Distributed systems are often used to collect, access, and manipulate large data sets. For example, the database systems described earlier in the chapter can operate over datasets that are stored across multiple machines. No single machine may contain the data necessary to respond to a query, and so communication is required to service requests.
This section investigates a typical big data processing scenario in which a data set too large to be processed by a single machine is instead distributed among many machines, each of which process a portion of the dataset. The result of processing must often be aggregated across machines, so that results from one machine's computation can be combined with others. To coordinate this distributed data processing, we will discuss a programming framework called MapReduce.
Creating a distributed data processing application with MapReduce combines many of the ideas presented throughout this text. An application is expressed in terms of pure functions that are used to map over a large dataset and then to reduce the mapped sequences of values into a final result.

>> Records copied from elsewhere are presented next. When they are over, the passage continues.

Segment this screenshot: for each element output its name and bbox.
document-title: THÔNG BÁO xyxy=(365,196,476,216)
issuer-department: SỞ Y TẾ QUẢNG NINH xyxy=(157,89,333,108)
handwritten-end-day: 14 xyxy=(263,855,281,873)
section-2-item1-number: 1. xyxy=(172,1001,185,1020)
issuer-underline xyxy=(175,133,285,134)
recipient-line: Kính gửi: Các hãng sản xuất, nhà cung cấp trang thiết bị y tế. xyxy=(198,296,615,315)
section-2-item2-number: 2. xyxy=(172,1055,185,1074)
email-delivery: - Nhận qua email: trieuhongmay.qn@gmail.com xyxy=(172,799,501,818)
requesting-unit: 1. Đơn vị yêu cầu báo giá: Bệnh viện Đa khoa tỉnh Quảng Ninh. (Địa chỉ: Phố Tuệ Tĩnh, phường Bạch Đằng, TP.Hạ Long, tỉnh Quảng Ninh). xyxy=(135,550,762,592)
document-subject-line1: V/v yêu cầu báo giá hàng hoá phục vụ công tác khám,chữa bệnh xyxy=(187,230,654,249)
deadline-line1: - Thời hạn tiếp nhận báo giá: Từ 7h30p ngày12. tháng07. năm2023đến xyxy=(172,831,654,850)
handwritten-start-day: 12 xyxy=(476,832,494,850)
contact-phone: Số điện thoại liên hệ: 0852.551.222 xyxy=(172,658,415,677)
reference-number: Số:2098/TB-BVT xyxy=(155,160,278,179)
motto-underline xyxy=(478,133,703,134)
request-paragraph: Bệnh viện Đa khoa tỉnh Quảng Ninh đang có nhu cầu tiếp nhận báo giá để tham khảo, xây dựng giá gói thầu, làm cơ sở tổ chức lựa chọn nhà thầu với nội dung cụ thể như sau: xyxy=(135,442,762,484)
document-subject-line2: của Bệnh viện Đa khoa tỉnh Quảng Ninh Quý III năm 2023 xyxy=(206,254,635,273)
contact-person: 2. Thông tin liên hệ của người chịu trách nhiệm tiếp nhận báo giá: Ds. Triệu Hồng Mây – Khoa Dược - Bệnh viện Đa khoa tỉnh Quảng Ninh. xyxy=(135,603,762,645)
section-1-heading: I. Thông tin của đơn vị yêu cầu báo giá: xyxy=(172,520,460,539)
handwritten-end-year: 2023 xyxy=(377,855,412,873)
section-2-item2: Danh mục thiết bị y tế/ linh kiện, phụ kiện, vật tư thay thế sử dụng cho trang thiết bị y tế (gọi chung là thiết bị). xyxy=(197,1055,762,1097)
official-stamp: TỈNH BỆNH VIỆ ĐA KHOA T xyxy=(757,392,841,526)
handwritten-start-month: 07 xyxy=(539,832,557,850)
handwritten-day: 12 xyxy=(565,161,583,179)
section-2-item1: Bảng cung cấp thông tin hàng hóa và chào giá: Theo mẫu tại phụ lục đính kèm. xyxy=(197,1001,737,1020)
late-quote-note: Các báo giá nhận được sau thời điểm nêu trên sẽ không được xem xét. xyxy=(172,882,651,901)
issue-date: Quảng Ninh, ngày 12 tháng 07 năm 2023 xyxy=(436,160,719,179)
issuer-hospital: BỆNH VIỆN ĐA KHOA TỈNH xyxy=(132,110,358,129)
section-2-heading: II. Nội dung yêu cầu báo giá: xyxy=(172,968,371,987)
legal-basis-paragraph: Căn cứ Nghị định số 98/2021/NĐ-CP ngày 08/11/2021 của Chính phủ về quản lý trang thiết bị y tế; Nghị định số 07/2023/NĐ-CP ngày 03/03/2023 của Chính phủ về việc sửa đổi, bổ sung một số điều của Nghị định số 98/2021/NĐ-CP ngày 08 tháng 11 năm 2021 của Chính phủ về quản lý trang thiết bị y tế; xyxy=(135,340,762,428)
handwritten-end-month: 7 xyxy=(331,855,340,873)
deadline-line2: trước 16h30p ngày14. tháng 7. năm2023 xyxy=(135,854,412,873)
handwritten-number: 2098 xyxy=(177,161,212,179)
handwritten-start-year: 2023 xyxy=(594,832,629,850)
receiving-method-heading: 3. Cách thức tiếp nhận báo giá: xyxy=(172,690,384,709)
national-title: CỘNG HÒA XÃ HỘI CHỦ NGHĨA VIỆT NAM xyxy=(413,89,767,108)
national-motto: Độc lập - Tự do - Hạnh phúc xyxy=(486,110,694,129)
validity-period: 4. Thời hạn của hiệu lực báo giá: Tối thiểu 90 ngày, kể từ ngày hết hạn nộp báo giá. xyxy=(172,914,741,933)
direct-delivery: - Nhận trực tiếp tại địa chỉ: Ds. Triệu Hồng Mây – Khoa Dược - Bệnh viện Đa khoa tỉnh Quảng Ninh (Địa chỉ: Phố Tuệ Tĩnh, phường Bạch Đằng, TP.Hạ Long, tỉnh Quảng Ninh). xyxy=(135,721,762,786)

Familiar concepts from functional programming are used to maximal advantage in a MapReduce program. MapReduce requires that the functions used to map and reduce the data be pure functions. In general, a program expressed only in terms of pure functions has considerable flexibility in how it is executed. Sub-expressions can be computed in arbitrary order and in parallel without affecting the final result. A MapReduce application evaluates many pure functions in parallel, reordering computations to be executed efficiently in a distributed system.
The principal advantage of MapReduce is that it enforces a separation of concerns between two parts of a distributed data processing application:
- The map and reduce functions that process data and combine results.
- The communication and coordination between machines.
The coordination mechanism handles many issues that arise in distributed computing, such as machine failures, network failures, and progress monitoring. While managing these issues introduces some complexity in a MapReduce application, none of that complexity is exposed to the application developer. Instead, building a MapReduce application only requires specifying the map and reduce functions in (1) above; the challenges of distributed computation are hidden via abstraction.